Traté de hacer mis propios crucigramas, por lo que compré todos los tomos de la Enciclopedia Británica de 1929, primera edición, que leí -debo confesarlo- solo en una mínima parte. Buscaba, primero al azar, luego con los más diversos métodos, que iban de los más simples a los más complejos, sinónimos, antónimos y palabras con connotaciones extrañas.
Pasaba toda la noche despierto, bajo la gran lámpara de pie, en el escritorio, dormía por las mañanas, y a la tarde volvía a los crucigramas.
Me daba cuenta que había cambiado el carácter. De un ser pacífico y compasivo, me volví vehemente, por ratos irracional, y solo alcanzaba a hablar con otra persona para pedir que me alcanzasen esto o aquello, perdiendo toda relación con mis amigos y mi familia.
Busqué durante años el original, sin encontrarlo.

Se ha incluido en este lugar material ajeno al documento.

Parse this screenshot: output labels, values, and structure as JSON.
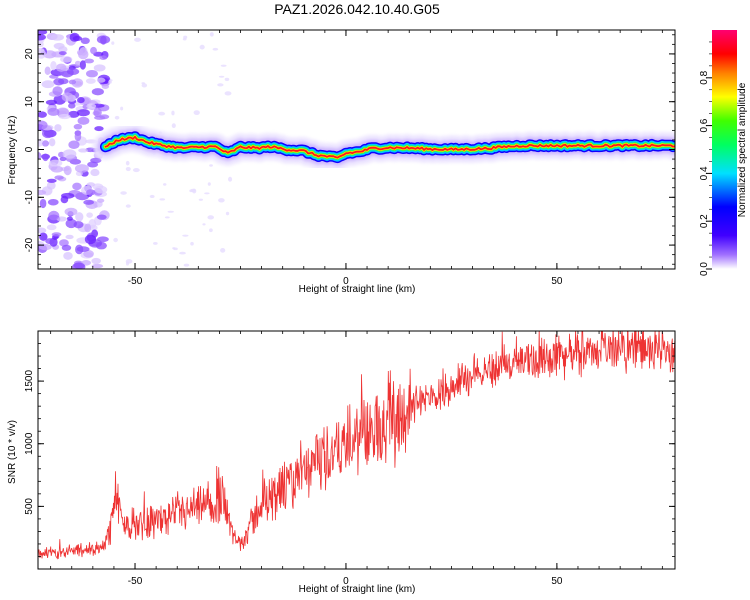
{
  "title": "PAZ1.2026.042.10.40.G05",
  "chart_data": [
    {
      "type": "heatmap",
      "xlabel": "Height of straight line (km)",
      "ylabel": "Frequency (Hz)",
      "xlim": [
        -73,
        78
      ],
      "ylim": [
        -25,
        25
      ],
      "xticks": [
        -50,
        0,
        50
      ],
      "yticks": [
        -20,
        -10,
        0,
        10,
        20
      ],
      "colorbar": {
        "label": "Normalized spectral amplitude",
        "range": [
          0,
          1
        ],
        "ticks": [
          0.0,
          0.2,
          0.4,
          0.6,
          0.8
        ]
      },
      "ridge": {
        "x": [
          -57,
          -54,
          -50,
          -47,
          -43,
          -39,
          -35,
          -31,
          -28,
          -25,
          -21,
          -18,
          -14,
          -10,
          -7,
          -4,
          -2,
          0,
          3,
          6,
          10,
          15,
          20,
          26,
          33,
          38,
          42,
          50,
          60,
          70,
          78
        ],
        "y": [
          0.5,
          2.0,
          2.5,
          1.5,
          0.8,
          0.3,
          0.5,
          0.6,
          -0.8,
          0.5,
          0.3,
          0.6,
          0.0,
          -0.3,
          -1.2,
          -1.5,
          -1.8,
          -0.8,
          -0.5,
          0.2,
          0.4,
          0.3,
          0.1,
          0.0,
          0.2,
          0.6,
          0.8,
          0.8,
          0.8,
          0.8,
          0.8
        ]
      },
      "noise_region_x": [
        -73,
        -57
      ]
    },
    {
      "type": "line",
      "xlabel": "Height of straight line (km)",
      "ylabel": "SNR (10 * v/v)",
      "xlim": [
        -73,
        78
      ],
      "ylim": [
        0,
        1900
      ],
      "xticks": [
        -50,
        0,
        50
      ],
      "yticks": [
        500,
        1000,
        1500
      ],
      "series": [
        {
          "name": "SNR",
          "color": "#ee3333",
          "x": [
            -73,
            -70,
            -66,
            -62,
            -58,
            -56,
            -54.5,
            -53,
            -50,
            -46,
            -42,
            -38,
            -34,
            -31,
            -29,
            -27,
            -25,
            -20,
            -15,
            -10,
            -5,
            0,
            5,
            10,
            15,
            20,
            25,
            30,
            35,
            40,
            45,
            50,
            55,
            60,
            65,
            70,
            75,
            78
          ],
          "y": [
            110,
            130,
            140,
            150,
            170,
            300,
            610,
            340,
            360,
            390,
            400,
            450,
            480,
            500,
            630,
            260,
            200,
            520,
            620,
            760,
            880,
            980,
            1070,
            1190,
            1290,
            1370,
            1460,
            1550,
            1600,
            1640,
            1680,
            1700,
            1720,
            1740,
            1760,
            1760,
            1720,
            1700
          ]
        }
      ]
    }
  ]
}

Ofrecía recompensas en los diarios, e iba a lugares extraños, basado en algún dato vago, donde, en más de una ocasión, me robaban, luego de golpearme hasta que caía al suelo; recorrí con mis dedos, una y otra vez, las hojas de tantas revistas, dejándolos sucios y agrietados, como si hubiese trabajado toda mi vida la tierra, o fuera dependiente de un bazar de venta de carburo; perdí casi la vista, leyendo y releyendo bajo las mismas lámparas, y, sin que lo advirtiese, quebró mi negocio en manos de mi sobrino Daniel.
Quedé en la ruina.
Eva me había adelantado cincuenta, de los doscientos cincuenta y cinco dólares, y no tenía un centavo para devolverle.
Me enteré que ella se había mudado a New Jersey, a la casas de unos primos lejanos, y que murió de cáncer dos años más tarde.
En lo que llevo de vida he llenado seis mil seiscientos treinta y dos crucigramas, pero ninguno me fue de gran ayuda.
Ya no hablo con nadie.
Estoy encerrado en pequeños cuadrados blanquinegros, alternados, invariables y de igual tamaño, como si fuesen parte de un gran tablero de ajedrez.
Tal vez alguien, algún día, retome mi trabajo y consiga descubrir una salida.
Seguramente va a ser demasiado tarde.